When:
Friday, November 17, 2023
12:15 PM - 2:00 PM CT
Where: Online
Audience: Faculty/Staff - Graduate Students
Contact:
Ariel Sowers
(847) 491-7454
Group: Department of Political Science
Category: Academic
Please join the Comparative Politics Workshop as they host Deborah Boucoyannis, lecturer at George Washington University.
How did representative institutions become the central organs of governance in Western Europe? What enabled this distinctive form of political organization and collective action that has proved so durable and influential? The answer has typically been sought either in the realm of ideas, in the Western tradition of individual rights, or in material change, especially the complex interaction of war, taxes, and economic growth. Common to these strands is the belief that representation resulted from weak ruling powers needing to concede rights to powerful social groups. Boucoyannis argues instead that representative institutions were a product of state strength, specifically the capacity to deliver justice across social groups. Enduring and inclusive representative parliaments were formed when rulers could exercise power over the most powerful actors in the land and compel them to serve and, especially, to tax them. The language of rights deemed distinctive to the West emerged in response to more effectively imposed collective obligations, especially on those with the most power.

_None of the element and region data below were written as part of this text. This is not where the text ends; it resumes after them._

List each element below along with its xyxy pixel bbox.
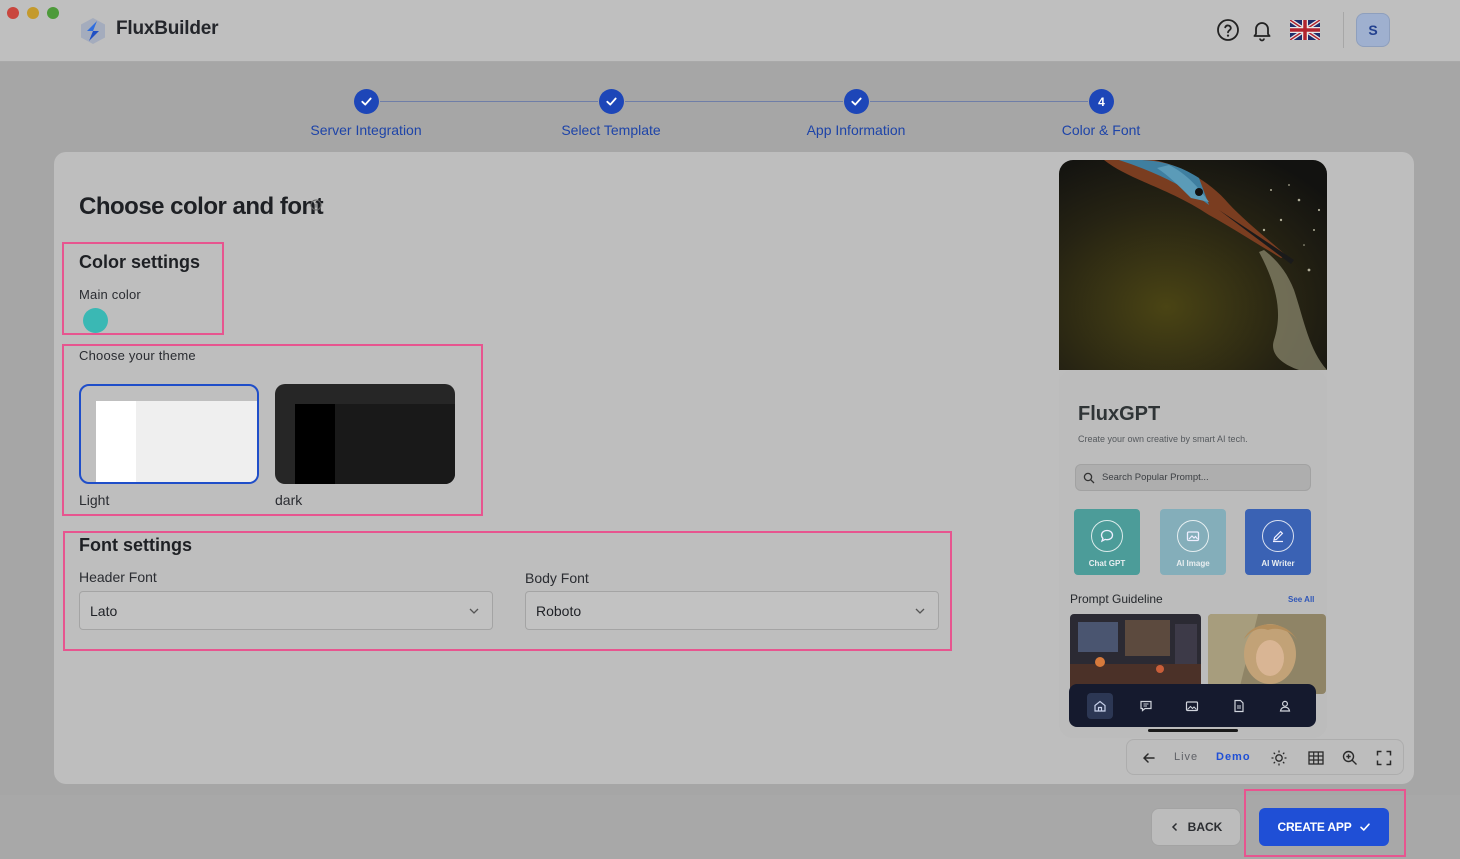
- gallery-icon[interactable]: [1179, 693, 1205, 719]
- window-close-button[interactable]: [7, 7, 19, 19]
- arrow-left-icon[interactable]: [1140, 749, 1158, 767]
- theme-light-label[interactable]: Light: [79, 492, 109, 508]
- preview-feature-chat-gpt[interactable]: Chat GPT: [1074, 509, 1140, 575]
- step-1-check-icon[interactable]: [354, 89, 379, 114]
- theme-label: Choose your theme: [79, 348, 196, 363]
- preview-app-title: FluxGPT: [1078, 403, 1161, 425]
- theme-option-dark[interactable]: [275, 384, 455, 484]
- pen-icon: [1262, 520, 1294, 552]
- preview-demo-toggle[interactable]: Demo: [1216, 751, 1251, 763]
- window-minimize-button[interactable]: [27, 7, 39, 19]
- fluxbuilder-logo-icon: [81, 18, 105, 44]
- feature-label: AI Writer: [1261, 559, 1295, 568]
- home-icon[interactable]: [1087, 692, 1114, 719]
- top-bar: FluxBuilder S: [0, 0, 1460, 62]
- step-connector: [870, 101, 1088, 102]
- check-icon: [1359, 823, 1370, 831]
- step-label-app-information[interactable]: App Information: [807, 122, 906, 138]
- uk-flag-icon[interactable]: [1290, 20, 1320, 40]
- theme-dark-label[interactable]: dark: [275, 492, 302, 508]
- color-settings-heading: Color settings: [79, 252, 201, 272]
- preview-app-subtitle: Create your own creative by smart AI tec…: [1078, 434, 1248, 444]
- step-label-select-template[interactable]: Select Template: [561, 122, 660, 138]
- create-app-button[interactable]: CREATE APP: [1259, 808, 1389, 846]
- header-font-value: Lato: [90, 602, 118, 619]
- feature-label: Chat GPT: [1088, 559, 1126, 568]
- preview-live-toggle[interactable]: Live: [1174, 751, 1198, 763]
- step-label-server-integration[interactable]: Server Integration: [310, 122, 421, 138]
- info-icon[interactable]: [310, 199, 322, 211]
- profile-icon[interactable]: [1272, 693, 1298, 719]
- step-2-check-icon[interactable]: [599, 89, 624, 114]
- preview-see-all-link[interactable]: See All: [1288, 595, 1314, 604]
- message-icon[interactable]: [1133, 693, 1159, 719]
- header-font-select[interactable]: Lato: [79, 591, 493, 630]
- preview-bottom-nav: [1069, 684, 1316, 727]
- header-font-label: Header Font: [79, 569, 157, 585]
- image-icon: [1177, 520, 1209, 552]
- prompt-thumbnail-portrait[interactable]: [1208, 614, 1326, 694]
- topbar-divider: [1343, 12, 1344, 48]
- window-zoom-button[interactable]: [47, 7, 59, 19]
- chevron-down-icon: [915, 608, 925, 614]
- back-button-label: BACK: [1187, 820, 1223, 834]
- preview-section-title: Prompt Guideline: [1070, 592, 1163, 606]
- user-avatar[interactable]: S: [1356, 13, 1390, 47]
- preview-toolbar: Live Demo: [1126, 739, 1404, 775]
- step-connector: [625, 101, 843, 102]
- preview-feature-ai-writer[interactable]: AI Writer: [1245, 509, 1311, 575]
- preview-search-input[interactable]: Search Popular Prompt...: [1075, 464, 1311, 491]
- feature-label: AI Image: [1176, 559, 1210, 568]
- preview-search-placeholder: Search Popular Prompt...: [1102, 472, 1209, 483]
- chat-icon: [1091, 520, 1123, 552]
- step-3-check-icon[interactable]: [844, 89, 869, 114]
- font-settings-heading: Font settings: [79, 535, 192, 555]
- theme-light-sidebar-preview: [96, 401, 136, 482]
- kingfisher-hero-image: [1059, 160, 1327, 370]
- step-label-color-font[interactable]: Color & Font: [1062, 122, 1141, 138]
- back-button[interactable]: BACK: [1151, 808, 1241, 846]
- help-icon[interactable]: [1216, 18, 1240, 42]
- main-color-swatch[interactable]: [83, 308, 108, 333]
- footer-bar: [0, 795, 1460, 859]
- brightness-icon[interactable]: [1270, 749, 1288, 767]
- zoom-in-icon[interactable]: [1341, 749, 1359, 767]
- create-app-button-label: CREATE APP: [1277, 820, 1352, 834]
- theme-option-light[interactable]: [79, 384, 259, 484]
- step-connector: [380, 101, 598, 102]
- body-font-select[interactable]: Roboto: [525, 591, 939, 630]
- notification-bell-icon[interactable]: [1250, 18, 1274, 42]
- chevron-down-icon: [469, 608, 479, 614]
- page-title: Choose color and font: [79, 193, 324, 220]
- theme-dark-sidebar-preview: [295, 404, 335, 484]
- main-color-label: Main color: [79, 287, 141, 302]
- fullscreen-icon[interactable]: [1375, 749, 1393, 767]
- body-font-label: Body Font: [525, 570, 589, 586]
- step-4-number[interactable]: 4: [1089, 89, 1114, 114]
- chevron-left-icon: [1171, 822, 1177, 832]
- body-font-value: Roboto: [536, 602, 582, 619]
- theme-light-content-preview: [136, 401, 257, 482]
- grid-icon[interactable]: [1307, 749, 1325, 767]
- prompt-thumbnail-room[interactable]: [1070, 614, 1201, 694]
- preview-feature-ai-image[interactable]: AI Image: [1160, 509, 1226, 575]
- document-icon[interactable]: [1226, 693, 1252, 719]
- preview-home-indicator: [1148, 729, 1238, 732]
- theme-dark-content-preview: [335, 404, 455, 484]
- brand-name: FluxBuilder: [116, 18, 219, 39]
- search-icon: [1083, 472, 1095, 484]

Deborah Boucoyannis specializes in comparative politics, especially the theoretical and historical origins of liberalism and the state. Her book, published with Cambridge University Press, takes a historical approach to a contemporary question: How did parliamentary regimes emerge and what are the institutional preconditions to state building? The book focuses on the constitutive role of courts and systems of law, as opposed to geopolitical or economic explanations. It received the Honorable Mention for the APSA European Politics and Society's Best Book Award and was shortlisted for the Gregory Luebbert Best Book Award. It is based on a dissertation that received the APSA Ernst Haas Best Dissertation Award in European Politics and the Seymour Martin Lipset Best Dissertation Award from the Society for Comparative Research.